Article 34 The funding of the Organization shall be used for the businesses and causes stipulated in the Charter, and shall not be distributed among its members.
Article 35 The Organization shall establish strict rules and regulations about financial management and ensure legitimate, authentic, accurate and comprehensive accounting information.
Article 36 The Organization shall employ accountants who have professional qualifications. Accountants of the Organization shall not be cashiers concurrently. Accountants of the Organization have the responsibility to keep accounts and supervise the business of the Organization. Complete handover between accountants of the Organization and their successors is required before accountants of the Organization leave or are transferred to other positions.
Article 37 Management of assets of the Organization shall be in compliance with the State regulations on financial management and supervised by the Membership General Assembly as well as department of finance. Government funding, public donation or assistance shall be supervised by audit departments and relevant information shall be publicized appropriately.
Article 38 Financial audit organized by the authority responsible for registration and administration of social organizations and the competent department in charge of the Organization’s business is necessary prior to rotation of term of office or change of the legal representative of the Organization.
Article 39 No entity or individual may encroach upon, privately distribute or embezzle the assets of the Organization.
Article 40 Wages, insurance and welfare of the full-time staff of the Organization shall be done in accordance with the State regulations for public institutions.

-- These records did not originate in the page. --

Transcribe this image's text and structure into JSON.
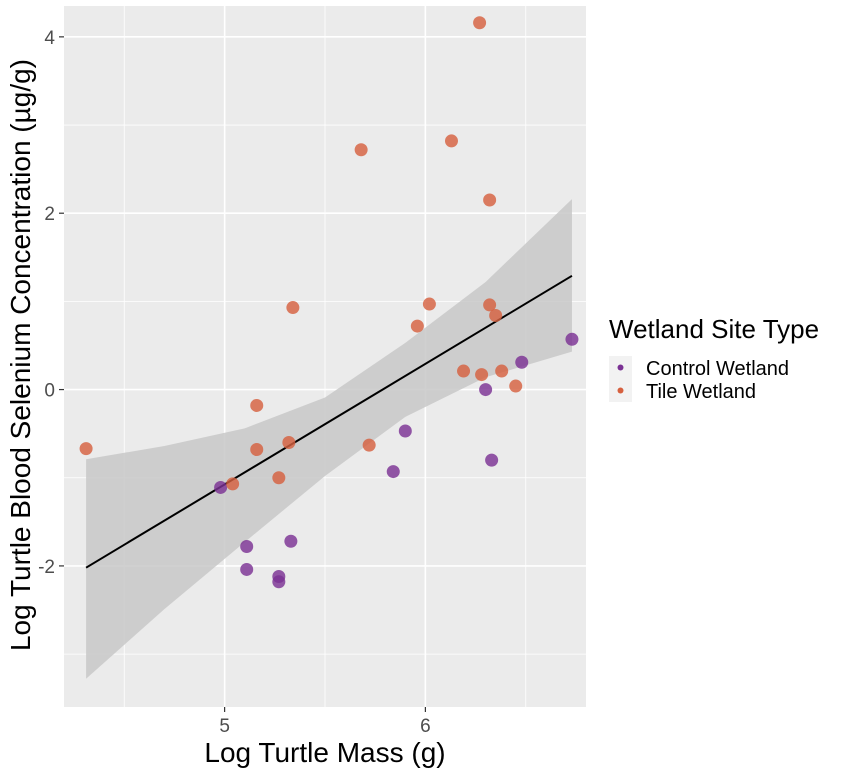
{
  "chart_data": {
    "type": "scatter",
    "xlabel": "Log Turtle Mass (g)",
    "ylabel": "Log Turtle Blood Selenium Concentration (µg/g)",
    "xlim": [
      4.2,
      6.8
    ],
    "ylim": [
      -3.6,
      4.35
    ],
    "x_ticks": [
      5,
      6
    ],
    "x_tick_labels": [
      "5",
      "6"
    ],
    "y_ticks": [
      -2,
      0,
      2,
      4
    ],
    "y_tick_labels": [
      "-2",
      "0",
      "2",
      "4"
    ],
    "grid": true,
    "panel_background": "#ebebeb",
    "grid_color": "#ffffff",
    "legend": {
      "title": "Wetland Site Type",
      "position": "right",
      "entries": [
        "Control Wetland",
        "Tile Wetland"
      ]
    },
    "series": [
      {
        "name": "Control Wetland",
        "color": "#7b3294",
        "points": [
          {
            "x": 4.98,
            "y": -1.11
          },
          {
            "x": 5.11,
            "y": -1.78
          },
          {
            "x": 5.11,
            "y": -2.04
          },
          {
            "x": 5.27,
            "y": -2.12
          },
          {
            "x": 5.27,
            "y": -2.18
          },
          {
            "x": 5.33,
            "y": -1.72
          },
          {
            "x": 5.84,
            "y": -0.93
          },
          {
            "x": 5.9,
            "y": -0.47
          },
          {
            "x": 6.3,
            "y": 0.0
          },
          {
            "x": 6.33,
            "y": -0.8
          },
          {
            "x": 6.48,
            "y": 0.31
          },
          {
            "x": 6.73,
            "y": 0.57
          }
        ]
      },
      {
        "name": "Tile Wetland",
        "color": "#d6603f",
        "points": [
          {
            "x": 4.31,
            "y": -0.67
          },
          {
            "x": 5.04,
            "y": -1.07
          },
          {
            "x": 5.16,
            "y": -0.18
          },
          {
            "x": 5.16,
            "y": -0.68
          },
          {
            "x": 5.27,
            "y": -1.0
          },
          {
            "x": 5.32,
            "y": -0.6
          },
          {
            "x": 5.34,
            "y": 0.93
          },
          {
            "x": 5.68,
            "y": 2.72
          },
          {
            "x": 5.72,
            "y": -0.63
          },
          {
            "x": 5.96,
            "y": 0.72
          },
          {
            "x": 6.02,
            "y": 0.97
          },
          {
            "x": 6.13,
            "y": 2.82
          },
          {
            "x": 6.19,
            "y": 0.21
          },
          {
            "x": 6.27,
            "y": 4.16
          },
          {
            "x": 6.28,
            "y": 0.17
          },
          {
            "x": 6.32,
            "y": 0.96
          },
          {
            "x": 6.32,
            "y": 2.15
          },
          {
            "x": 6.35,
            "y": 0.84
          },
          {
            "x": 6.38,
            "y": 0.21
          },
          {
            "x": 6.45,
            "y": 0.04
          }
        ]
      }
    ],
    "fit": {
      "type": "linear",
      "color": "#000000",
      "x": [
        4.31,
        6.73
      ],
      "y": [
        -2.02,
        1.29
      ],
      "ci_band": {
        "color": "#c8c8c8",
        "x": [
          4.31,
          4.7,
          5.1,
          5.5,
          5.9,
          6.3,
          6.73
        ],
        "lower": [
          -3.28,
          -2.49,
          -1.73,
          -0.98,
          -0.31,
          0.14,
          0.43
        ],
        "upper": [
          -0.79,
          -0.64,
          -0.44,
          -0.09,
          0.53,
          1.22,
          2.16
        ]
      }
    }
  }
}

Chapter 6 Procedures for Amending the Charter
Article 41 Amendment to the Charter of the Organization shall be voted through by the Council first and submitted to the Membership General Assembly for deliberation.
Article 42 Amendment to the Charter of the Organization shall take effect after the approval by the competent department in charge of the Organization’s business and the authority responsible for registration and administration of social organizations, within fifteen (15) days of its adoption by the Membership General Assembly.
Chapter 7 Procedures for Terminating the Organization and Asset Disposal
Article 43 The Council may submit the motion to terminate the Organization if necessary after the completion of the mission of the Organization or due to its dissolution or merger.
Article 44 The motion to terminate the Organization shall be voted through by the Membership General Assembly and approved by the competent department in charge of the Organization’s business.
Article 45 Prior to its termination, the Organization shall establish a liquidation office under the guidance of the competent department in charge of its business and other relevant departments to deal with financial claim and liabilities and other remaining matters. During the liquidation period, no activities other than liquidation shall be carried out.
Article 46 Termination of the Organization comes into effect upon cancellation of registration with the authority responsible for registration and administration of social organizations.
Article 47 Under the supervision of the competent department in charge of the Organization’s business and the authority responsible for registration and administration of social organizations, and in compliance with State regulations, residual property of the Organization after its termination shall be used for causes in relation with its mission.
Chapter 8 Supplementary Provisions
Article 48 The Charter is voted through by the Membership General Assembly on 20 March 2009.
Article 49 The right to interpret the Charter rests with the Council of the Organization.
Article 50 The Charter comes into effect upon the examination and approval of the authority responsible for registration and administration of social organizations.